Federal agents can examine webcam photos and other information secretly collected from students' laptops and stored in the Lower Merion School District's computer network, a judge has ruled.
Acting on a request from federal prosecutors, U.S. District Judge Jan E. DuBois agreed to broaden an earlier order that limited the release of the photos to the students or their parents and lawyers. His order was signed Friday and made public Monday.
FBI agents and prosecutors want to review the images to see whether any laws were broken when school district employees activated a tracking system that snapped photos and copied screen images from lost or stolen laptops.
Lower Merion school officials have acknowledged poor planning and oversight led the tracking system to capture at least 50,000 images - some showing teens or their relatives in their homes - from laptops that had already been returned to students.
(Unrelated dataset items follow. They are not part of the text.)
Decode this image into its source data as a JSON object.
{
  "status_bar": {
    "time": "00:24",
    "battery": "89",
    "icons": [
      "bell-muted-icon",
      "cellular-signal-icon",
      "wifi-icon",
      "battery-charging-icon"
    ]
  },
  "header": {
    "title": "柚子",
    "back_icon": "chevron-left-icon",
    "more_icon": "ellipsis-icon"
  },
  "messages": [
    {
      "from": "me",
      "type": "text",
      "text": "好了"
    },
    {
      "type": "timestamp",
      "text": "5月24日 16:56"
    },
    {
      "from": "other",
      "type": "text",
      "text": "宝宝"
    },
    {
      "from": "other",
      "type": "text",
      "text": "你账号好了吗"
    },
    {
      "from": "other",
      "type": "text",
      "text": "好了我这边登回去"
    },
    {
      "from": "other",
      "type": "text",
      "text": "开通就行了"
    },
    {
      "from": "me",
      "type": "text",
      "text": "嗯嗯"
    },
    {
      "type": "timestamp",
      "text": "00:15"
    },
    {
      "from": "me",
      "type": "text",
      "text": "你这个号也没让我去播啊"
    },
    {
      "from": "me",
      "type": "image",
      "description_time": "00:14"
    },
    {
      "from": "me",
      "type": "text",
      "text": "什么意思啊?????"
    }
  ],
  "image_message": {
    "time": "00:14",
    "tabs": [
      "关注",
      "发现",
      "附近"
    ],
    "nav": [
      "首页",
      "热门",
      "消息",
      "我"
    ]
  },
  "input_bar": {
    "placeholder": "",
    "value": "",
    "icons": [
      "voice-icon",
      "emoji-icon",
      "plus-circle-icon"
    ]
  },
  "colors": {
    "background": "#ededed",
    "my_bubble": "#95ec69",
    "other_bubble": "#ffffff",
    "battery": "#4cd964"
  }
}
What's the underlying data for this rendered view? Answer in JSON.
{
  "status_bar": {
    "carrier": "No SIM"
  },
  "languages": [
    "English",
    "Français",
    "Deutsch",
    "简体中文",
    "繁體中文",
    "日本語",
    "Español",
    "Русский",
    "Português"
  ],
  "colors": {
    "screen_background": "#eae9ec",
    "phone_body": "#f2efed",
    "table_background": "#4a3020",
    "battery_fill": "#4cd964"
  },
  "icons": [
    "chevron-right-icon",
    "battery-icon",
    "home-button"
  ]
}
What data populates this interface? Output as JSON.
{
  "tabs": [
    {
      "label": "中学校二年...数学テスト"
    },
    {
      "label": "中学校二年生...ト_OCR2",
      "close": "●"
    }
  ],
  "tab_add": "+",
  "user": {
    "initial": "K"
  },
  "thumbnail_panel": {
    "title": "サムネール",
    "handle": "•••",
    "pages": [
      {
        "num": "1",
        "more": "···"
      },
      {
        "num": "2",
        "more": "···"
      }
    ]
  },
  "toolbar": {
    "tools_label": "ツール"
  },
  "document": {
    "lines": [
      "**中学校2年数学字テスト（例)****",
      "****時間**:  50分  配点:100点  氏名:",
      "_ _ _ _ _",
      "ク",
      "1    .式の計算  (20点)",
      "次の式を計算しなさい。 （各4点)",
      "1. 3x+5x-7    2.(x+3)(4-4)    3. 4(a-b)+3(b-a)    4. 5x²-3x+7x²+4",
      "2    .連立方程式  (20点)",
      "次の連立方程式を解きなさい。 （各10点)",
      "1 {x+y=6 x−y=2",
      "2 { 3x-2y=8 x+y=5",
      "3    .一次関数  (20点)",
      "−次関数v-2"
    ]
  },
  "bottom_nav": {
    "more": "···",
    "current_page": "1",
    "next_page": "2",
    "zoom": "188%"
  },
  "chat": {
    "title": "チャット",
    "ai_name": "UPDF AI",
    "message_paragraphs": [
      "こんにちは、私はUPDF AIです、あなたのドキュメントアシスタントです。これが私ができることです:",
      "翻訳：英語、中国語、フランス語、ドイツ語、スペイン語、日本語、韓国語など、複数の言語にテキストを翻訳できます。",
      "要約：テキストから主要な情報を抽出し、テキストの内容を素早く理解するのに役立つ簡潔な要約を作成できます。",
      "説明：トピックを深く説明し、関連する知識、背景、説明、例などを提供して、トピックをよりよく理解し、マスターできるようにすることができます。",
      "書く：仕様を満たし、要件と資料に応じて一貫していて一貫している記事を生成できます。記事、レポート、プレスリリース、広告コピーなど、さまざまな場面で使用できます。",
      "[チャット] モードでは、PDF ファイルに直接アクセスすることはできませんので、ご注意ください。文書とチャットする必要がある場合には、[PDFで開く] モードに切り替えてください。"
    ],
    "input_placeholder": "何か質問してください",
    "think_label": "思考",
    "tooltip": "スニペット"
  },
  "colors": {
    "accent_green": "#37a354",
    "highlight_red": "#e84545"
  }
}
DuBois signed the order after the school district and the parents of Harriton High School sophomore Blake Robbins said they wouldn't object to the prosecutors' request.
Robbins has filed a lawsuit alleging the monitoring represented an invasion of students' privacy.
Their privacy has become an ongoing concern in the so-called webcamgate controversy. Families and the ACLU have weighed in as a second judge sets up a process for having students and their parents review the images captured by the now-disabled tracking system.
DuBois conditioned his order by saying that "the government shall do all that is reasonable to protect the privacy interests of students and family members whose images and/or communications were captured in photographs and screen shots."